It’s marvelous what you can see…

…when you open your eyes.

The day before we left for Uganda, we talked as a class about how weird it was going to be when we returned. We listened to students who went last year tell us that the return to the US was certainly not fun, that we would find comfort in spending time with the classmates who we traveled with, and would come to enjoy our time in class because it would give us a chance to reminisce and look at all of the things we experienced on film.

When I returned home that day, I found an e-mail in my inbox from the Matador Network, a travel website that I subscribed to a while back. The e-mail showcased and article titled, “The struggle to return home,” which, ironically, was written by a photojournalist who had just returned from Gulu named Richard Stupart.

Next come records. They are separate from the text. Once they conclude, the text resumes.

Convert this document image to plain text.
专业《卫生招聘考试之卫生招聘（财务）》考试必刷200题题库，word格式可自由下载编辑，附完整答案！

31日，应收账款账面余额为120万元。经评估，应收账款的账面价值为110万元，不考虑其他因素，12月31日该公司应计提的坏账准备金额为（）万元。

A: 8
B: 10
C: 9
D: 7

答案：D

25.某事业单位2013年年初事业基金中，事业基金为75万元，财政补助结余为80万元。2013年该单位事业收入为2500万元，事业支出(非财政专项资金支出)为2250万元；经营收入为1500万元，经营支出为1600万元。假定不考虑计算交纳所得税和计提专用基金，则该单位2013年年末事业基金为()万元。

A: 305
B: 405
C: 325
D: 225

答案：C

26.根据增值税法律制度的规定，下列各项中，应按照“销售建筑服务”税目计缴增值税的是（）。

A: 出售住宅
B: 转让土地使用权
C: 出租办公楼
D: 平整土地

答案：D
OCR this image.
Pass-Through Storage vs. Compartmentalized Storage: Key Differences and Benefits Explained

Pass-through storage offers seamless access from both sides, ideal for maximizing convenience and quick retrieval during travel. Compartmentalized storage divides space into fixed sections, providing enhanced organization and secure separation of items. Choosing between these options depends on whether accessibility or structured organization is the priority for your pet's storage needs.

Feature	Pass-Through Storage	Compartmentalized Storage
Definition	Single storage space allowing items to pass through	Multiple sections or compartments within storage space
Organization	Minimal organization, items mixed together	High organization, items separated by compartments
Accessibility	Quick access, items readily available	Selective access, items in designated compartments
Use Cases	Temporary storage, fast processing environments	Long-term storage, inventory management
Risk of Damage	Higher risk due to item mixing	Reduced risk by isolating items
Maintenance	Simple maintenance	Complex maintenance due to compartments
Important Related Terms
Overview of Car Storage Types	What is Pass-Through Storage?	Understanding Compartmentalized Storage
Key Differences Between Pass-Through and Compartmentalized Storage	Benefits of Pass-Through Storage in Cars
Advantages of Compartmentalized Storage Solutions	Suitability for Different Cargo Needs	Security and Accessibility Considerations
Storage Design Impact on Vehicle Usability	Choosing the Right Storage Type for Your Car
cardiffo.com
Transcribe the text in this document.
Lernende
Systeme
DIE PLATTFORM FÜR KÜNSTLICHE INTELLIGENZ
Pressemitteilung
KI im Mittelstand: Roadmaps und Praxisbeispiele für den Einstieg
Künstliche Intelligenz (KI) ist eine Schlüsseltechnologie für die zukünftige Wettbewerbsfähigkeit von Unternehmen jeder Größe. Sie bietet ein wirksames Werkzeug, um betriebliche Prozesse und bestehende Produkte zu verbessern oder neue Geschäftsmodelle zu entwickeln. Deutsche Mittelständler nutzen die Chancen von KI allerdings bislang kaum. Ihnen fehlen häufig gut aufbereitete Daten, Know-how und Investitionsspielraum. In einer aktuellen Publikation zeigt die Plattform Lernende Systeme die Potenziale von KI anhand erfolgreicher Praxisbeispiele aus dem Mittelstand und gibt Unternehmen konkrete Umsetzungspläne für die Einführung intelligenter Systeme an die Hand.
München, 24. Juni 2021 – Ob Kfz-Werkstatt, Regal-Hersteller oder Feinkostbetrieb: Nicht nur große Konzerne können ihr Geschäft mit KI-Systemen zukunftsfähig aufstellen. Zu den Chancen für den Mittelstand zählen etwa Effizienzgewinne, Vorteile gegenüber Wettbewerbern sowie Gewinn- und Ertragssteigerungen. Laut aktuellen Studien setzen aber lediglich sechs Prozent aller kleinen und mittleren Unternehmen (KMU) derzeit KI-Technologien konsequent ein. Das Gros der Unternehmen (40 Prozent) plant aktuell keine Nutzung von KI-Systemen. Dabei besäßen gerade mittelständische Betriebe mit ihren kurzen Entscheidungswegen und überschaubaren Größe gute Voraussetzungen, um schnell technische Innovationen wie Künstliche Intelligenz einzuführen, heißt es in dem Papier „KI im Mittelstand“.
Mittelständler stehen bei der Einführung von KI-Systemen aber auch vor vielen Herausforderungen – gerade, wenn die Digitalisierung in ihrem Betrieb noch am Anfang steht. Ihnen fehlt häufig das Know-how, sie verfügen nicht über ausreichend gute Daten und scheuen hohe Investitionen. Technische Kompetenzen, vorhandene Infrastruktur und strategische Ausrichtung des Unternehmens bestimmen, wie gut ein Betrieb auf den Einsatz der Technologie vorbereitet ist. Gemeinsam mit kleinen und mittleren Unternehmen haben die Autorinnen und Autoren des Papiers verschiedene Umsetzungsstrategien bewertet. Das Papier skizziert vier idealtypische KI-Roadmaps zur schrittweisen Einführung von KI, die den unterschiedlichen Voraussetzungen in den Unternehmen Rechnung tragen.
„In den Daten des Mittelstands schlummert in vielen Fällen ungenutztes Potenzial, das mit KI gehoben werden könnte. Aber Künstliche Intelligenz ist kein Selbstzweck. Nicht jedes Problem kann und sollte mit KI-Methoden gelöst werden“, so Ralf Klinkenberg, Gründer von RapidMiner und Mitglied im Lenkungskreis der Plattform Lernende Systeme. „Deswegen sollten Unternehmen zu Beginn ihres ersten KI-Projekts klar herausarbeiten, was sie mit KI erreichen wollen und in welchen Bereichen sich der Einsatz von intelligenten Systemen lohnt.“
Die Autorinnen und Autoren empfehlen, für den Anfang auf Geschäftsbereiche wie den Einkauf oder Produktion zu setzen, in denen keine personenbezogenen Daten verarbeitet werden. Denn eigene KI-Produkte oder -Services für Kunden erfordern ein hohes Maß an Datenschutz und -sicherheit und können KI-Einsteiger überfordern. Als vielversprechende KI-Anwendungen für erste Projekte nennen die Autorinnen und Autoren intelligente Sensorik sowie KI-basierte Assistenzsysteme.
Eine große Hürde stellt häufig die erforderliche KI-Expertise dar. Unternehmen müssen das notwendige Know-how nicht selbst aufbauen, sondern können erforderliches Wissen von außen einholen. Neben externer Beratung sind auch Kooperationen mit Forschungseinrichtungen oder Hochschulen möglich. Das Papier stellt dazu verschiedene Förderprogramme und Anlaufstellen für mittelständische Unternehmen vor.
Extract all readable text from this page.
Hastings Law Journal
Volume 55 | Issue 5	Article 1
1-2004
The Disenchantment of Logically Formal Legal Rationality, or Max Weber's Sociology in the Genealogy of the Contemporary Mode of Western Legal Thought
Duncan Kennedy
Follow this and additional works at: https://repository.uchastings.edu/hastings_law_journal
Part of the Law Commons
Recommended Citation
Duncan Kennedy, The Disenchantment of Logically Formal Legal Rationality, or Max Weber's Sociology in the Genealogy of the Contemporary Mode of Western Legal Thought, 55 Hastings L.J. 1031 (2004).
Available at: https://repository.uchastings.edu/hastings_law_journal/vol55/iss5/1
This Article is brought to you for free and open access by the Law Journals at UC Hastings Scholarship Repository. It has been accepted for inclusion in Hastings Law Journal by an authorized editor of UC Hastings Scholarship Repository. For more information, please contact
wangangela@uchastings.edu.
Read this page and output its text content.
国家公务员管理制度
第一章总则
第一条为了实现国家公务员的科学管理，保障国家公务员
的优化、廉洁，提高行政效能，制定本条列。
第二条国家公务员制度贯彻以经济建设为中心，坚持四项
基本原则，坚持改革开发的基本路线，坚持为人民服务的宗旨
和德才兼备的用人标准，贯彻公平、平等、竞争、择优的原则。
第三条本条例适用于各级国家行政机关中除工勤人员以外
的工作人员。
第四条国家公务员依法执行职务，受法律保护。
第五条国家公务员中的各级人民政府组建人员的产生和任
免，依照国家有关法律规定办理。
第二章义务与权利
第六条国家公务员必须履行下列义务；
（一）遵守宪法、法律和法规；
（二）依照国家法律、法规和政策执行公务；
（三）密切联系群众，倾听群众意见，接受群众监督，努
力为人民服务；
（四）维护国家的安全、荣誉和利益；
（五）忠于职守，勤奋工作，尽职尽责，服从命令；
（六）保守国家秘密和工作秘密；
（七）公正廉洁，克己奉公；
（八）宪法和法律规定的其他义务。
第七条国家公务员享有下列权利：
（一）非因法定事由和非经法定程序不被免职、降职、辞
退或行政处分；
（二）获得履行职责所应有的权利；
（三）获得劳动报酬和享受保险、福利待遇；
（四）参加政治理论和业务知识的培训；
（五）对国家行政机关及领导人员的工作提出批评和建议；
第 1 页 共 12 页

I e-mailed the article to everyone on our trip and then forgot about it until today when I came across it on my bookmarks list.

It’s almost funny how much all of our blog posts are echoing what Richard writes in his article.

We’ve all mentioned the difficulty in answering the question, “How was the trip?” We don’t know what to say. A long, drawn out answer would be almost annoying, but a short, one sentence answer would never do it justice.

He writes, “‘How was it?’ is a question so easily asked, but the weight of the explanation that it compelled me to give was just too large. Too inappropriate. Ten minute appraisals in the middle of everyone else’s weekly story seemed too disrespectful. A full emotional explanation would be impossible. An attempt to give one would be poor conversational etiquette.”

He goes on to say that talking about that kind of trip isn’t all fun and games because going to Africa is almost too real—it’s death and poverty and sadness.

He concludes that people don’t want to know about all of that sadness.

“Maybe that is why nobody asks how it was. It’s easier not to know. And it’s easier for me to believe that than to think that nobody really cares about these characters from another world.”

It’s a sad conclusion, but I think he might be right. Ignorance is pure bliss, and turning a blind eye to what happens on the other side of the world, in a place that seems light years away, is easier than pouring over depressing newspaper articles about how Sudan is falling apart or how Uganda’s president is practically throwing aid money away while people are starving.

We’re just so wrapped up in our own problems. If we worried and cared about each other more, instead of just ourselves, maybe the world would be a nicer place.